Sunday, January 9, 2011

Stockinette Sock Four-Ways (2010 FOs #15-18)

It's very common now to find a 'three-way' dish on a menu at a nice restaurant.  No, it's not some dirty act performed by the ingredient du jour; rather it's three ways of cooking the same ingredient presented on the same plate.  So last year I had salmon three ways - poached, smoked and as a carpaccio.  In the second half of last year, I could not stop knitting simple stockinette socks.  But to keep it interesting, I constructed them all in different ways.

Firstly, Sam's Christmas sock.  It's his standard 72-stitch top-down flap-and-gusset sock,  knitted in Wendy Happy - a bamboo nylon yarn.

I hated every single minute of knitting these socks.  The yarn was slippery and splitty, and I think I spent more time untangling the ball of yarn than I did knitting on the sock.  It also kept tangling and I had to break the yarn many times to fix an intractable knot, meaning I had to weave in a bazillion slippery end.

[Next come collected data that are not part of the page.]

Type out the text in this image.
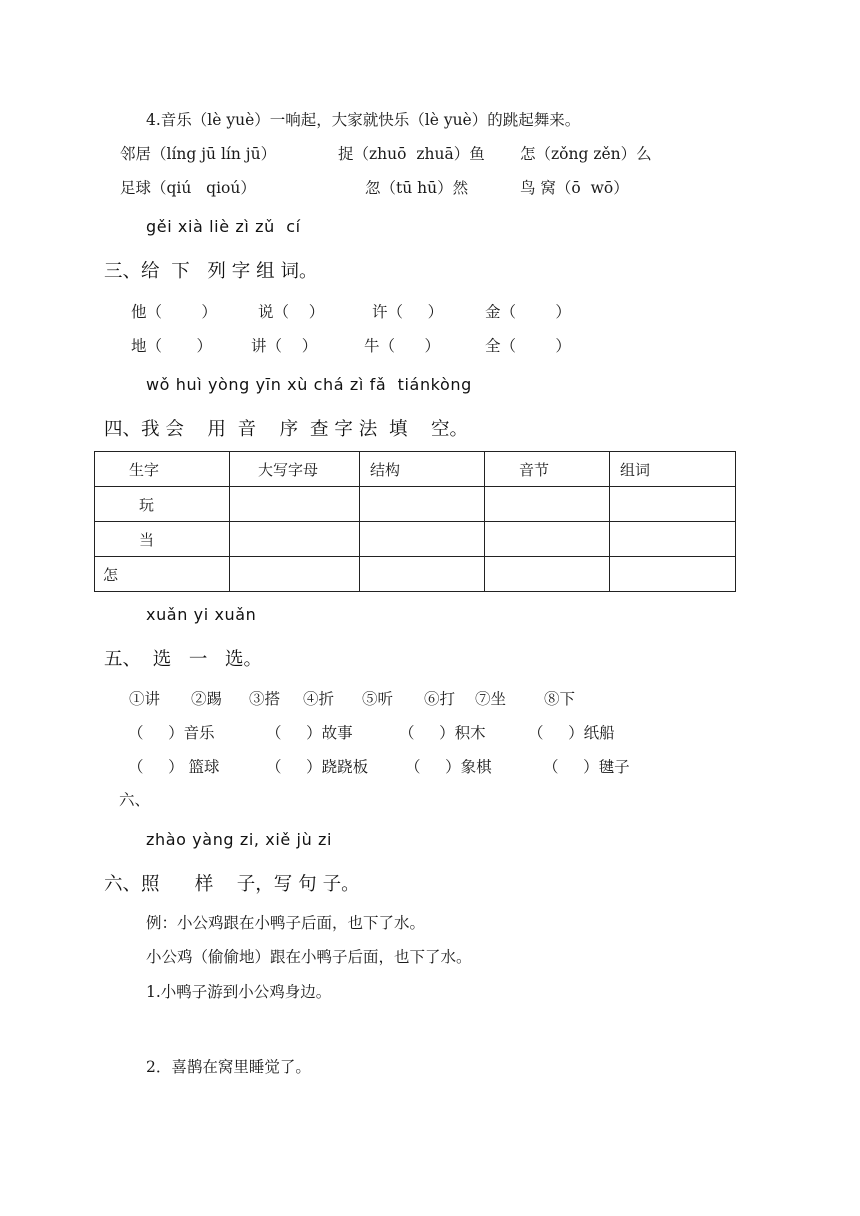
4.音乐（lè yuè）一响起，大家就快乐（lè yuè）的跳起舞来。
邻居（líng jū lín jū）	捉（zhuō  zhuā）鱼 怎（zǒng zěn）么
足球（qiú   qioú）	忽（tū hū）然	鸟 窝（ō  wō）
gěi xià liè zì zǔ  cí
三、给  下   列 字 组 词。
他（        ）	说（    ）	许（     ）	金（        ）
地（       ）	讲（    ）	牛（      ）	全（        ）
wǒ huì yòng yīn xù chá zì fǎ  tiánkòng
四、我 会    用  音    序  查 字 法  填    空。
生字	大写字母	结构	音节	组词
玩				
当				
怎				
xuǎn yi xuǎn
五、  选   一   选。
①讲 ②踢 ③搭 ④折 ⑤听 ⑥打 ⑦坐 ⑧下
（     ）音乐	（     ）故事	（     ）积木	（     ）纸船
（     ） 篮球	（     ）跷跷板 （     ）象棋	（     ）毽子
六、
zhào yàng zi, xiě jù zi
六、照      样    子，写 句 子。
例：小公鸡跟在小鸭子后面，也下了水。
小公鸡（偷偷地）跟在小鸭子后面，也下了水。
1.小鸭子游到小公鸡身边。
2．喜鹊在窝里睡觉了。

To add insult to injury, as soon as Sam started wearing them they stretched out of shape - now they're too loose and his heel slips.  Worst sock yarn and pair of socks ever.  This sock was an epic fail!

Second, socks for Sister #1.  64-stitch top-down flap-and-gusset heel socks knit in Zauberball.  I called them the Graduating Green Socks because of how the long colour repeats of the Zauberball work to create a graduated green effect.

t was a pleasure to knit this sock.  I divided the Zauberball into two equal halves using my digital scale, and then just started knitting a two-row repeat, letting the changing colours of the yarn do all the work.  I continued the striping down the heel flap, and I am super proud of how well it the stripes worked out.

When finished, the socks were beautiful and soft - like the perfect woollen cover for your tooties.  However, the happiness only lasted for a short while.  I soaked the socks in a tub of water that contained a little bit of wool wash, and disaster struck.  I have never seen so much bleeding in my life!  I soaked the socks for eight days, changing the water 4-8 times a day, and the dye is still leaching out.  The colour faded and the sock shrunk, like the soaking felted the sock slightly even though it was not agitated at all.  I suspect I may have got a faulty ball of wool - it was like the dye hadn't been set properly.  I may email the company that made the wool just to let them know.  I'm still undecided whether or not to gift the socks.  They're still functional, just not as pretty and a little bit small.

The third sock was made using Needle Food Merino Blend.  As always, it was wonderful.  It was wonderful to knit with, it washed and blocked like a dream and the finished sock is soft yet still feels sturdy enough to last as a sock.

This sock was knitted toe-up with a gusset-and-short-row heel and using Jenny's Surprisingly Stretchy Bind-off.  I tried to use the Widdershins pattern but I couldn't figure out how to convert the stitch count to 64 stitches, so I instead used the heel from my Firestarters.  Of course, the Firestarters have cables which are built into the heel turn which I didn't have on these socks, so I ended up with a funny little pointy heel:

It still fits wells and looks lovely, so this project is an epic success.  Thank God!

Sock #4 was a 64-stitch toe up sock with a short-row heel in the ever reliable Filatura di Crosa Maxime Print, and was incredibly crappily photographed 15 minutes before being gifted to the happy recipient.

It just wouldn't feel like a FO post without a picture of Lucy, who has not been coping with the heat well.  Poor little thing!